Cara: vai chover e ficamos em casa. Coroa: vai fazer sol e vamos para a praia.”  Era assim que um amigo de juventude lidava com qualquer decisão. Almoçaremos hambúrguer ou caqui?  Para a gripe, sorvete ou chá quente?  Tudo era sorteado, para o Bem ou para o Mal.  Escondidos atrás do véu da ignorância, conferíamos a responsabilidade das nossas ações à moedinha de cruzeiro. Bons tempos.

Conforme crescemos, os dilemas tornam-se mais complicados e as decisões mais difíceis. E a maturidade nos exige fundamentar decisões em avaliações criteriosas, baseadas em evidências, relações causa-efeito, especialização do conhecimento. Com vocês, a moeda de um lado só: a ciência.

Hoje, a meteorologia é quem define meu fim de semana, pois, afinal, tem gente contando os cumulus nimbus só para sinalizar se vou poder pegar um bronze em Ubatuba. Nas refeições, sou obrigada a escolher o caqui, porque alguém se deu ao trabalho de calcular as calorias pornográficas do saudoso hambúrguer. E sorvete gripada? Faça-me o favor!

Eles estão por aí, observando, fazendo experimentos, colhendo números. Os cientistas são incansáveis em sua jornada para nos revelar a Verdade. Graças a eles, sabemos que o planeta é redondo e que o céu não vai cair sobre nossas cabeças.  Devemos a eles a sabedoria de que basta uma gotinha na infância para evitar a paralisia no adulto.

Por causa deles, somos capazes de – quase sempre – fugir de uma cidade antes de um terremoto, de saber que comer algo estragado nos mata, de entender que precisamos perdoar nossos pais para amar nossos pares. Mas se a pesquisa científica pode servir de orientação, algumas vezes mais complica que esclarece.  Em uma semana eu tomo um cálice de vinho para evitar ataque cardíaco, na outra me martirizo, pois aquele mesmo cálice aumenta minhas chances de morrer de cirrose.

E na sustentabilidade é igual.  Parar de consumir carne ou soja?  Neutralizar as emissões do meu carro dá no mesmo que andar de bicicleta? A energia de hidrelétricas é melhor que a nuclear? Mais uma vez os cientistas estão lá, prontos para nos confundir. Nas prateleiras da academia, tem prova para tudo: basta escolher o que melhor lhe apetece. A verdade inconveniente é que, perante tais impasses, você terá de fazer escolhas, baseadas em seus valores e ideais, porque a ciência, meu caro, nem sempre vai ajudá-lo.

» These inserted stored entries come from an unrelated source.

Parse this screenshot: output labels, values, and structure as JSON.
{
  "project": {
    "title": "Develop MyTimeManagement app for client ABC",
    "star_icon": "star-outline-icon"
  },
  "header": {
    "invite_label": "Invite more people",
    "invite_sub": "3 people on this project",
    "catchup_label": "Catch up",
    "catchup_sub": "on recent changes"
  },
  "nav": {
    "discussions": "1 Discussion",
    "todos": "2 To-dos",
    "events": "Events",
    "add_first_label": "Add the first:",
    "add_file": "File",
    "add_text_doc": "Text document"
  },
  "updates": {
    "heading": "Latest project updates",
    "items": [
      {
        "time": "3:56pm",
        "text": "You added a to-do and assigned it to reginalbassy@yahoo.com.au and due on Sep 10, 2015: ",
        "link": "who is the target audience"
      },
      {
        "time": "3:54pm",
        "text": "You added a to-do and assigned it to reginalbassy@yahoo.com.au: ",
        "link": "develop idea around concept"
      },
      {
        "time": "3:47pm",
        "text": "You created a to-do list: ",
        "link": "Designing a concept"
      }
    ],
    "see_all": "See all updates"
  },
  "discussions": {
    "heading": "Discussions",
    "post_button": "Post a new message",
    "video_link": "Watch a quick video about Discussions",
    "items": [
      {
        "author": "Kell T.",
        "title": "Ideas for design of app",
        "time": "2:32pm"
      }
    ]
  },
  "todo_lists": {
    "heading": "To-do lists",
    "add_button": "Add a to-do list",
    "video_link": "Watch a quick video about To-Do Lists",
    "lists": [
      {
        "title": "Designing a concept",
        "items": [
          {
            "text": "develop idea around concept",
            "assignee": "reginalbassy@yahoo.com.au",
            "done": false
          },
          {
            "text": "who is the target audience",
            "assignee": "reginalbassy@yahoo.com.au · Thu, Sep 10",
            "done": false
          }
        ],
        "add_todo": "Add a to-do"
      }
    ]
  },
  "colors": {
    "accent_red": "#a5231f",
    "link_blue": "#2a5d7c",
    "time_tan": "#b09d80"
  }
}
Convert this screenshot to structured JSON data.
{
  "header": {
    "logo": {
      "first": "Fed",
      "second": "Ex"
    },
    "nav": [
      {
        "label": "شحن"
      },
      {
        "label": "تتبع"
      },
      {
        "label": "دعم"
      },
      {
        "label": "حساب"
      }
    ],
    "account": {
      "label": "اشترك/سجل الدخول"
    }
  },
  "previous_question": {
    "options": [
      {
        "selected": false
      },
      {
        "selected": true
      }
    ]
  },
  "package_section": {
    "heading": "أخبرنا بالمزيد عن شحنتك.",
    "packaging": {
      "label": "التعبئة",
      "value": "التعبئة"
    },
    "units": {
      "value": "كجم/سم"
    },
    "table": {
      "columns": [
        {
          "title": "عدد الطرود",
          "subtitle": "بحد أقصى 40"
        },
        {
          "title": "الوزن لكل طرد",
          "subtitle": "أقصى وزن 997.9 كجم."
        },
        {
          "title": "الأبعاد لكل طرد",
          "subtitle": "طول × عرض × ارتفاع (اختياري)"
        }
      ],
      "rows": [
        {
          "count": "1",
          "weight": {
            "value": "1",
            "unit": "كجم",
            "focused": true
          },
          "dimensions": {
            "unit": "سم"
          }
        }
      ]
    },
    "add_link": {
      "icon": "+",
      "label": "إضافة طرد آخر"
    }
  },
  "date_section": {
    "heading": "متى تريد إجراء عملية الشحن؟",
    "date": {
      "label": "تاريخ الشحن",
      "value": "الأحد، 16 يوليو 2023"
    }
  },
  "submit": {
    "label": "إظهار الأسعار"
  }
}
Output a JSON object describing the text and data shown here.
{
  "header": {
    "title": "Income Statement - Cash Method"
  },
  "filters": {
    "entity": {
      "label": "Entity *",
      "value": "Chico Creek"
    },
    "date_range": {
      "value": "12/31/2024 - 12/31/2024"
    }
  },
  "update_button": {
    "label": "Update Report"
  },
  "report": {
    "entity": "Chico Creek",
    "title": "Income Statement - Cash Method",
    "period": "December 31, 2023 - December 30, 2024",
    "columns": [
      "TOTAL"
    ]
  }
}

Se em muitos assuntos cabeludos ainda não há consenso, na questão do aquecimento global a confusão é pouca. Há pesquisas abundantes e evidências suficientes para deixar claro o perigo que estamos correndo. Qualquer pesquisa provando o contrário é olhada com desconfiança. Ainda assim, na ânsia de publicar pesquisas inéditas e na sede por novas descobertas, às vezes os cientistas se perdem.

Recentemente, acusaram o Google de ser um dos grandes vilões das emissões do planeta. Segundo o pesquisador Alex Wissner-Gross, da Universidade Harvard, o gigante da internet consome energia demais para oferecer aos internautas seu consagrado sistema de busca.  O próprio Google achou que precisava responder à crítica, passando a anunciar que cada busca em seu site produz apenas 0,2 grama de carbono na atmosfera, e não os 7 gramas calculados pela pesquisa.  E aí, você que não fez nem mestrado nem nada se pergunta: não seria muito pior se eu tivesse de pegar o carro e ir até uma biblioteca?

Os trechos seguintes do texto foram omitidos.